20. The PD system of claim 19, further comprising a second pressure sensor in fluid contact with the used PD fluid lumen, wherein the controller is further configured to:

(ii) determine when a flow rate of fluid through the fresh PD lumen and the used PD lumen is zero;

(iii) receive a second pressure value from the second pressure sensor when the flow rate is zero; and

(iv) estimate an intraperitoneal pressure of a patient using the second pressure value and the hydrostatic pressure.

21. The PD system of claim 20, wherein estimating the intra peritoneal pressure of the patient comprises subtracting hydrostatic pressure from the second pressure value.

22. The PD system of claim 20, wherein the controller is configured to repeat (i) to (iv) during each treatment of the patient.

23. The PD system of claim 22, wherein the controller is configured to:

(i) store the intra peritoneal pressure values for each treatment;

(ii) determine a variation of intra peritoneal pressure values between each treatment; and

(iii) issue an alarm if the variation is above a predetermined threshold.

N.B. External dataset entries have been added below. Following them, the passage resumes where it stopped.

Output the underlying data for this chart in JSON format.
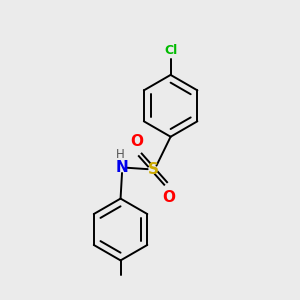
{
  "background_color": "#ebebeb",
  "atom_colors": {
    "C": "#000000",
    "H": "#555555",
    "N": "#0000ee",
    "O": "#ff0000",
    "S": "#ccaa00",
    "Cl": "#00bb00"
  },
  "line_color": "#000000",
  "line_width": 1.4,
  "figsize": [
    3.0,
    3.0
  ],
  "dpi": 100
}
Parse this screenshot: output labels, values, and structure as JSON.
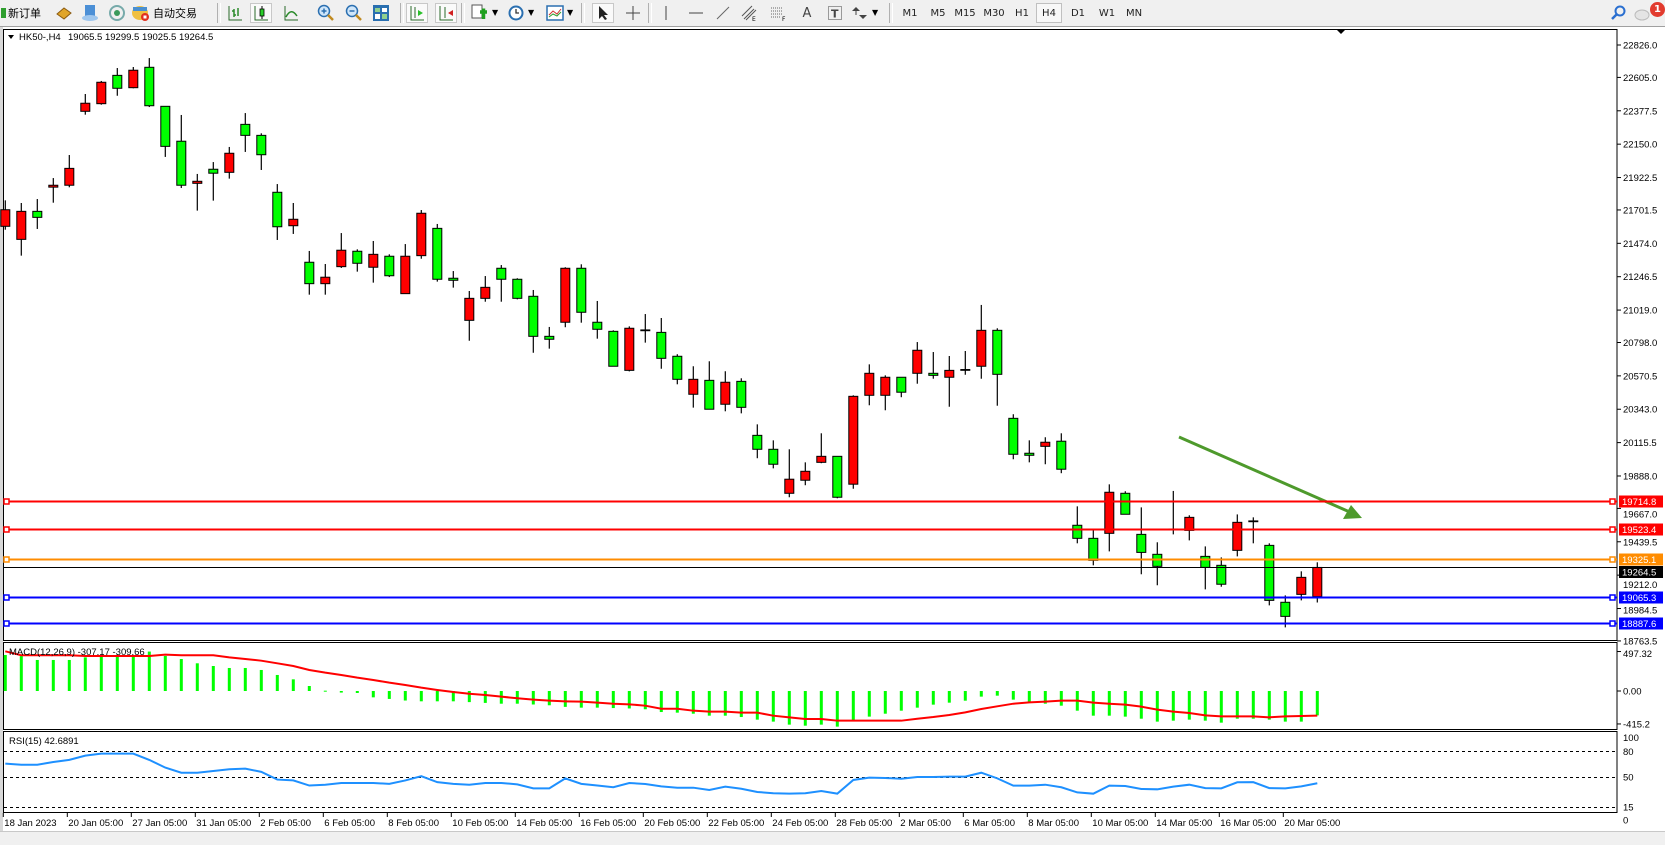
{
  "toolbar": {
    "new_order_label": "新订单",
    "auto_trading_label": "自动交易",
    "icons": [
      "new-order-icon",
      "market-watch-icon",
      "data-window-icon",
      "navigator-icon",
      "auto-trading-icon",
      "bar-chart-icon",
      "candlestick-icon",
      "line-chart-icon",
      "zoom-in-icon",
      "zoom-out-icon",
      "tile-windows-icon",
      "auto-scroll-icon",
      "chart-shift-icon",
      "new-chart-icon",
      "periods-clock-icon",
      "templates-icon",
      "cursor-icon",
      "crosshair-icon",
      "vertical-line-icon",
      "horizontal-line-icon",
      "trendline-icon",
      "equidistant-channel-icon",
      "fibonacci-icon",
      "text-icon",
      "text-label-icon",
      "arrows-icon",
      "search-icon",
      "notifications-icon"
    ],
    "timeframes": [
      "M1",
      "M5",
      "M15",
      "M30",
      "H1",
      "H4",
      "D1",
      "W1",
      "MN"
    ],
    "selected_timeframe": "H4",
    "notification_count": "1"
  },
  "chart_data": {
    "type": "candlestick",
    "symbol_header": "HK50-,H4",
    "header_ohlc": "19065.5 19299.5 19025.5 19264.5",
    "up_color": "#ff0000",
    "down_color": "#00ff00",
    "ylim": [
      18770,
      22935
    ],
    "y_ticks": [
      "22826.0",
      "22605.0",
      "22377.5",
      "22150.0",
      "21922.5",
      "21701.5",
      "21474.0",
      "21246.5",
      "21019.0",
      "20798.0",
      "20570.5",
      "20343.0",
      "20115.5",
      "19888.0",
      "19667.0",
      "19439.5",
      "19212.0",
      "18984.5",
      "18763.5"
    ],
    "x_tick_labels": [
      "18 Jan 2023",
      "20 Jan 05:00",
      "27 Jan 05:00",
      "31 Jan 05:00",
      "2 Feb 05:00",
      "6 Feb 05:00",
      "8 Feb 05:00",
      "10 Feb 05:00",
      "14 Feb 05:00",
      "16 Feb 05:00",
      "20 Feb 05:00",
      "22 Feb 05:00",
      "24 Feb 05:00",
      "28 Feb 05:00",
      "2 Mar 05:00",
      "6 Mar 05:00",
      "8 Mar 05:00",
      "10 Mar 05:00",
      "14 Mar 05:00",
      "16 Mar 05:00",
      "20 Mar 05:00"
    ],
    "x_tick_every_n_bars": 4,
    "ohlc": [
      [
        21590,
        21767,
        21567,
        21703
      ],
      [
        21501,
        21749,
        21390,
        21692
      ],
      [
        21692,
        21776,
        21572,
        21651
      ],
      [
        21857,
        21919,
        21751,
        21870
      ],
      [
        21870,
        22076,
        21856,
        21985
      ],
      [
        22374,
        22492,
        22351,
        22429
      ],
      [
        22426,
        22581,
        22419,
        22572
      ],
      [
        22619,
        22669,
        22480,
        22531
      ],
      [
        22535,
        22676,
        22531,
        22654
      ],
      [
        22674,
        22737,
        22403,
        22412
      ],
      [
        22408,
        22408,
        22063,
        22135
      ],
      [
        22170,
        22349,
        21851,
        21870
      ],
      [
        21883,
        21947,
        21697,
        21897
      ],
      [
        21979,
        22028,
        21765,
        21952
      ],
      [
        21958,
        22131,
        21915,
        22088
      ],
      [
        22285,
        22362,
        22097,
        22210
      ],
      [
        22210,
        22224,
        21974,
        22078
      ],
      [
        21822,
        21878,
        21497,
        21587
      ],
      [
        21594,
        21749,
        21538,
        21638
      ],
      [
        21345,
        21422,
        21124,
        21199
      ],
      [
        21199,
        21333,
        21124,
        21243
      ],
      [
        21315,
        21544,
        21306,
        21427
      ],
      [
        21420,
        21433,
        21281,
        21338
      ],
      [
        21311,
        21490,
        21206,
        21399
      ],
      [
        21386,
        21399,
        21244,
        21253
      ],
      [
        21131,
        21469,
        21131,
        21386
      ],
      [
        21390,
        21701,
        21369,
        21679
      ],
      [
        21576,
        21606,
        21213,
        21229
      ],
      [
        21236,
        21285,
        21172,
        21222
      ],
      [
        20949,
        21149,
        20810,
        21099
      ],
      [
        21099,
        21251,
        21076,
        21174
      ],
      [
        21304,
        21326,
        21076,
        21229
      ],
      [
        21229,
        21236,
        21092,
        21099
      ],
      [
        21113,
        21156,
        20728,
        20840
      ],
      [
        20840,
        20904,
        20756,
        20820
      ],
      [
        20936,
        21311,
        20902,
        21304
      ],
      [
        21304,
        21331,
        20933,
        21004
      ],
      [
        20936,
        21081,
        20824,
        20888
      ],
      [
        20874,
        20881,
        20636,
        20636
      ],
      [
        20608,
        20908,
        20601,
        20895
      ],
      [
        20881,
        20992,
        20797,
        20877
      ],
      [
        20867,
        20965,
        20619,
        20690
      ],
      [
        20704,
        20718,
        20513,
        20547
      ],
      [
        20445,
        20636,
        20354,
        20547
      ],
      [
        20540,
        20670,
        20343,
        20343
      ],
      [
        20377,
        20602,
        20329,
        20527
      ],
      [
        20533,
        20554,
        20315,
        20356
      ],
      [
        20165,
        20240,
        20009,
        20070
      ],
      [
        20070,
        20131,
        19940,
        19968
      ],
      [
        19770,
        20070,
        19743,
        19866
      ],
      [
        19859,
        19981,
        19825,
        19920
      ],
      [
        19981,
        20179,
        19975,
        20022
      ],
      [
        20022,
        20022,
        19736,
        19743
      ],
      [
        19832,
        20438,
        19801,
        20431
      ],
      [
        20438,
        20649,
        20370,
        20588
      ],
      [
        20438,
        20574,
        20336,
        20561
      ],
      [
        20561,
        20561,
        20425,
        20459
      ],
      [
        20588,
        20801,
        20517,
        20745
      ],
      [
        20588,
        20733,
        20551,
        20574
      ],
      [
        20561,
        20706,
        20360,
        20608
      ],
      [
        20611,
        20740,
        20578,
        20608
      ],
      [
        20636,
        21054,
        20551,
        20881
      ],
      [
        20881,
        20895,
        20367,
        20581
      ],
      [
        20281,
        20309,
        20002,
        20036
      ],
      [
        20043,
        20131,
        19981,
        20029
      ],
      [
        20090,
        20152,
        19968,
        20118
      ],
      [
        20125,
        20179,
        19907,
        19934
      ],
      [
        19552,
        19681,
        19429,
        19463
      ],
      [
        19463,
        19524,
        19279,
        19313
      ],
      [
        19497,
        19831,
        19374,
        19777
      ],
      [
        19770,
        19784,
        19627,
        19627
      ],
      [
        19490,
        19674,
        19218,
        19367
      ],
      [
        19354,
        19436,
        19143,
        19272
      ],
      [
        19524,
        19786,
        19490,
        19517
      ],
      [
        19517,
        19620,
        19449,
        19606
      ],
      [
        19340,
        19408,
        19115,
        19265
      ],
      [
        19279,
        19333,
        19133,
        19150
      ],
      [
        19381,
        19626,
        19340,
        19572
      ],
      [
        19579,
        19606,
        19429,
        19579
      ],
      [
        19415,
        19429,
        19006,
        19040
      ],
      [
        19027,
        19074,
        18856,
        18931
      ],
      [
        19081,
        19238,
        19040,
        19197
      ],
      [
        19065.5,
        19299.5,
        19025.5,
        19264.5
      ]
    ],
    "horizontal_levels": [
      {
        "value": "19714.8",
        "color": "#ff0000"
      },
      {
        "value": "19523.4",
        "color": "#ff0000"
      },
      {
        "value": "19325.1",
        "color": "#ff8c00"
      },
      {
        "value": "19065.3",
        "color": "#0000ff"
      },
      {
        "value": "18887.6",
        "color": "#0000ff"
      }
    ],
    "current_price": {
      "value": "19264.5",
      "color": "#000000"
    },
    "trend_arrow_color": "#4e9a2c",
    "macd": {
      "label": "MACD(12,26,9) -307.17 -309.66",
      "ylim": [
        -491,
        617
      ],
      "axis_labels": [
        "497.32",
        "0.00",
        "-415.2"
      ],
      "histogram_color": "#00ff00",
      "signal_color": "#ff0000",
      "histogram": [
        454,
        440,
        391,
        391,
        391,
        424,
        433,
        454,
        454,
        497,
        441,
        403,
        349,
        315,
        290,
        290,
        265,
        202,
        147,
        63,
        4,
        -20,
        -25,
        -80,
        -100,
        -120,
        -130,
        -130,
        -130,
        -140,
        -150,
        -160,
        -160,
        -170,
        -180,
        -200,
        -210,
        -210,
        -215,
        -220,
        -230,
        -265,
        -273,
        -286,
        -311,
        -311,
        -328,
        -361,
        -386,
        -424,
        -437,
        -424,
        -449,
        -374,
        -323,
        -286,
        -248,
        -210,
        -172,
        -147,
        -122,
        -71,
        -59,
        -109,
        -134,
        -160,
        -185,
        -248,
        -311,
        -311,
        -323,
        -349,
        -386,
        -374,
        -361,
        -374,
        -399,
        -349,
        -349,
        -361,
        -386,
        -386,
        -307.17
      ],
      "signal": [
        500,
        450,
        450,
        450,
        450,
        441,
        441,
        441,
        441,
        441,
        458,
        450,
        450,
        450,
        424,
        403,
        382,
        349,
        315,
        265,
        231,
        202,
        168,
        139,
        105,
        76,
        42,
        13,
        -13,
        -34,
        -50,
        -71,
        -92,
        -109,
        -122,
        -130,
        -134,
        -147,
        -160,
        -168,
        -185,
        -223,
        -223,
        -248,
        -260,
        -260,
        -273,
        -273,
        -311,
        -332,
        -353,
        -353,
        -374,
        -374,
        -374,
        -374,
        -374,
        -349,
        -328,
        -302,
        -269,
        -227,
        -193,
        -160,
        -143,
        -134,
        -122,
        -122,
        -147,
        -160,
        -172,
        -197,
        -235,
        -260,
        -277,
        -307,
        -319,
        -319,
        -319,
        -332,
        -320,
        -315,
        -309.66
      ]
    },
    "rsi": {
      "label": "RSI(15) 42.6891",
      "ylim": [
        0,
        100
      ],
      "levels": [
        80,
        50,
        15
      ],
      "axis_labels": [
        "100",
        "80",
        "50",
        "15",
        "0"
      ],
      "color": "#1e90ff",
      "values": [
        65.6,
        64.4,
        64.4,
        67.5,
        70,
        75,
        77.3,
        77.3,
        77.3,
        70,
        61,
        55,
        55,
        57,
        59,
        59.8,
        56,
        47,
        46,
        40,
        41,
        43,
        43,
        43,
        42,
        46,
        51,
        44,
        42,
        41,
        43,
        43,
        41.4,
        36.7,
        36.7,
        48.4,
        42,
        40,
        38,
        43,
        41.8,
        39,
        37.5,
        37.5,
        34.8,
        38.7,
        36.3,
        32.5,
        31,
        30.5,
        31,
        33.6,
        30.5,
        46.5,
        49.2,
        48.8,
        48,
        50,
        50,
        50.4,
        50.4,
        55,
        48.4,
        39.9,
        39.9,
        41,
        38,
        32,
        30.5,
        39.9,
        39.5,
        36,
        35.6,
        38.7,
        41,
        37,
        36.7,
        43.8,
        44,
        37,
        36.7,
        39,
        42.6891
      ]
    }
  }
}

24. The PD system of claim 19, wherein the filter set comprises a hydrophilic membrane.

25. The PD system of claim 19, wherein the vent comprises a hydrophobic membrane.

26. A peritoneal dialysis (“PD”) system comprising:

a housing;

a PD fluid pump housed by the housing;

a valve positioned on the fresh PD fluid lumen, wherein the valve is configured to close during a patient drain;

a filter set in fluid communication with the fresh PD fluid lumen, the filter set comprising a hydrophilic membrane; and

one or more vents positioned upstream from the filter set, the one or more vents comprising a hydrophobic membrane,

wherein the pump is configured to draw fluid through the used PD fluid lumen during the patient drain causing air to become trapped between the hydrophobic membrane and the hydrophilic membrane.

27. The PD system of claim 26, further comprising:

a first pressure sensor in fluid contact with the fresh PD fluid lumen; and

a control unit configured to:

(i) determine a hydrostatic pressure by receiving a first pressure value from the first pressure sensor during the patient drain.

28. The PD system of claim 26, further comprising a second pressure sensor in fluid contact with the used PD fluid lumen, wherein the controller is further configured to:

(iii) determine when a flow rate of fluid through the fresh PD lumen and the used PD lumen is zero;

(iv) receive a second pressure value from the second pressure sensor when the flow rate is zero; and

(v) estimate an intra peritoneal pressure of a patient using the second pressure value and the hydrostatic pressure.